Basic Usage

wget is a web client but unlike a normal browser, it is designed to simply get the served remote files.

Normally wget is simply used like this:

$ wget http://www.example.com/path/xed_example.html

After running that command you will have a copy of xed_example.html in your local current directory.

The most common option I use is -O (capital oh, not zero) which changes the name of the saved file:

$ wget -O xed.htm http://www.example.com/path/xed_example.html

This gets xed_example.html from the web site specified and saves that with a new name, xed.htm.

Using wget With Proxies

These days I like to configure machines to not live on the real internet and get any external stuff through a well managed proxy. wget should have no problem with this. Here’s an example.

wget -e use_proxy=yes -e http_proxy=avproxy.ucsd.edu:3128 http://example.edu/foo-1.0.tgz

Using wget With Other Commands

The following is useful for checking on a web site perhaps from a cron job.

$ echo -n "xed.ch "; if wget -qO /dev/null xed.ch; then echo "is still working."; else echo "seems down"; fi
xed.ch is still working.

Note that you are downloading the entire page, but immediately throwing it away to /dev/null.

Difficult Web Sites

Some web sites are more complicated to use than others. Here is a script to get several files from a site that requires a password:

Automatic Getter With Authentication
#!/bin/bash
WWW=http://www.example.com/coolstuff/
function get {
    wget --user=xed --password=examplepw $WWW/$1
}
get coolfile1.jpg
get coolfile2.cc

Things can get worse. Perhaps the web site doesn’t use normal HTTP Basic Authentication. Commonly some interactive Javascript activated form must be filled out, perhaps with a captcha. Of course you can’t easily automate this by definition. But if you have the credentials, you can do the log in manually and then do the downloading automatically. The key is in what is called a session cookie. When you enter your user name and password on a web site with complex interactive functionality, the remote site usually sends you a session cookie to let it know that you have already been granted permission to use the site. It’s like going to a concert and having to show your driving license and then they give you a wrist band saying you are allowed to buy alcohol. It’s possible (if you’re clever) to take that wrist band off and give it to someone else. The same idea is true for session cookies. Here’s how it works in action:

$ wget -O CrazyKinase.zip --no-cookies \
--header='Cookie:PHPSESSID=6d8cf0002600360034d350a57a3485c3' \
'http://www.examplechem.net/download/download.php?file=186'

In this example the --no-cookies option is used since we’re going to manually manage what the server knows about cookies. This is done with the --header option. This highly versatile option can do all kinds of fun things, but here we are using it to pretend that this cookie has already been set as shown. The cookie’s name is PHPSESSID and it’s value is a big hex number, 6d8c...85c3.

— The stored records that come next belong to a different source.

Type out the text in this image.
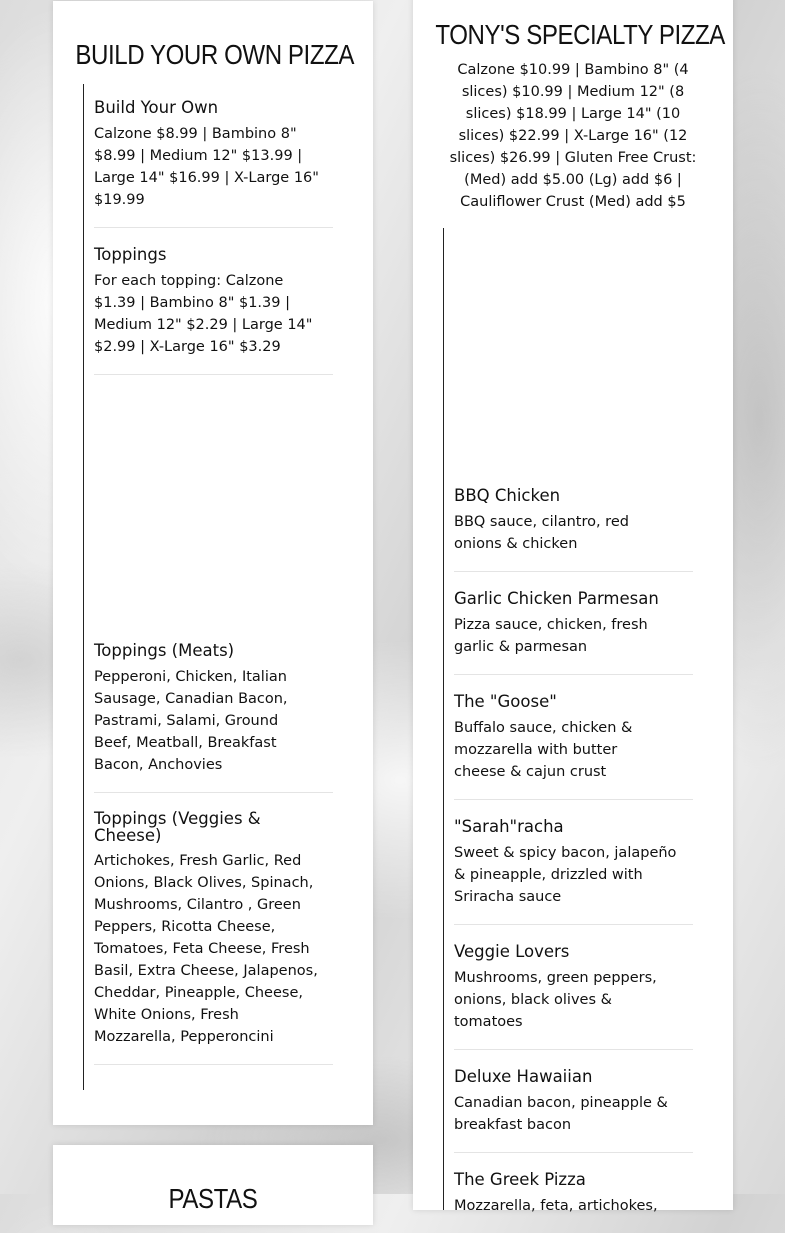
BUILD YOUR OWN PIZZA
Build Your Own
Calzone $8.99 | Bambino 8" $8.99 | Medium 12" $13.99 | Large 14" $16.99 | X-Large 16" $19.99
Toppings
For each topping: Calzone $1.39 | Bambino 8" $1.39 | Medium 12" $2.29 | Large 14" $2.99 | X-Large 16" $3.29
Toppings (Meats)
Pepperoni, Chicken, Italian Sausage, Canadian Bacon, Pastrami, Salami, Ground Beef, Meatball, Breakfast Bacon, Anchovies
Toppings (Veggies & Cheese)
Artichokes, Fresh Garlic, Red Onions, Black Olives, Spinach, Mushrooms, Cilantro , Green Peppers, Ricotta Cheese, Tomatoes, Feta Cheese, Fresh Basil, Extra Cheese, Jalapenos, Cheddar, Pineapple, Cheese, White Onions, Fresh Mozzarella, Pepperoncini
TONY'S SPECIALTY PIZZA
Calzone $10.99 | Bambino 8" (4 slices) $10.99 | Medium 12" (8 slices) $18.99 | Large 14" (10 slices) $22.99 | X-Large 16" (12 slices) $26.99 | Gluten Free Crust: (Med) add $5.00 (Lg) add $6 | Cauliflower Crust (Med) add $5
BBQ Chicken
BBQ sauce, cilantro, red onions & chicken
Garlic Chicken Parmesan
Pizza sauce, chicken, fresh garlic & parmesan
The "Goose"
Buffalo sauce, chicken & mozzarella with butter cheese & cajun crust
"Sarah"racha
Sweet & spicy bacon, jalapeño & pineapple, drizzled with Sriracha sauce
Veggie Lovers
Mushrooms, green peppers, onions, black olives & tomatoes
Deluxe Hawaiian
Canadian bacon, pineapple & breakfast bacon
The Greek Pizza
Mozzarella, feta, artichokes,
PASTAS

Discovering The Session ID

How do you know what your session ID cookie is? You need to use a browser that can show you. I find that Google Chrome works fine for this but most browsers have a similar way. In Chrome go to Wrench-→Tools-→Developer Tools (or Shift-Ctrl-I). Click "Resources" on the top bar of the Developer Tools and then expand the entry for "Cookies". Find your web page that you’re targeting and click on that. You should see a table of "Name" and "Value" pairs. Sometimes you need trial and error to figure out which ones are really needed and sometimes it is obvious. Plug one of these key value pairs into the wget command shown above and give it a try. Note that you can have multiple --header= options so you can report multiple cookies to the server.

Alternatives To wget

Still not satisfied with the great power of wget? There are other ways to do what it does.

curl

curl is a program that pretty much does exactly what wget does. I like wget better, but curl seems to be installed natively on Macs. Also installed natively on Macs is the man page for curl so if you don’t know how to use it, type man curl.

Maybe you just realized that you don’t really want coolstuff.html because it is just a messy HTML file. Maybe you wanted just the human text in it. In this case you can use elinks like this:

$ elinks -dump xed.ch/coolstuff.html > cool.html

The old fashioned browser lynx can also do this:

$ lynx -dump xed.ch

It is also what primitive internet tribes used in the prehistoric days before wget:

$ lynx -source -dump xed.ch

Python and urllib2

You want even more control? Here’s how to pull the contents of a URL into your Python program.

import urllib2
response = urllib2.urlopen('http://python.org/')
html = response.read()
print html

This example is from the urllib2 documentation.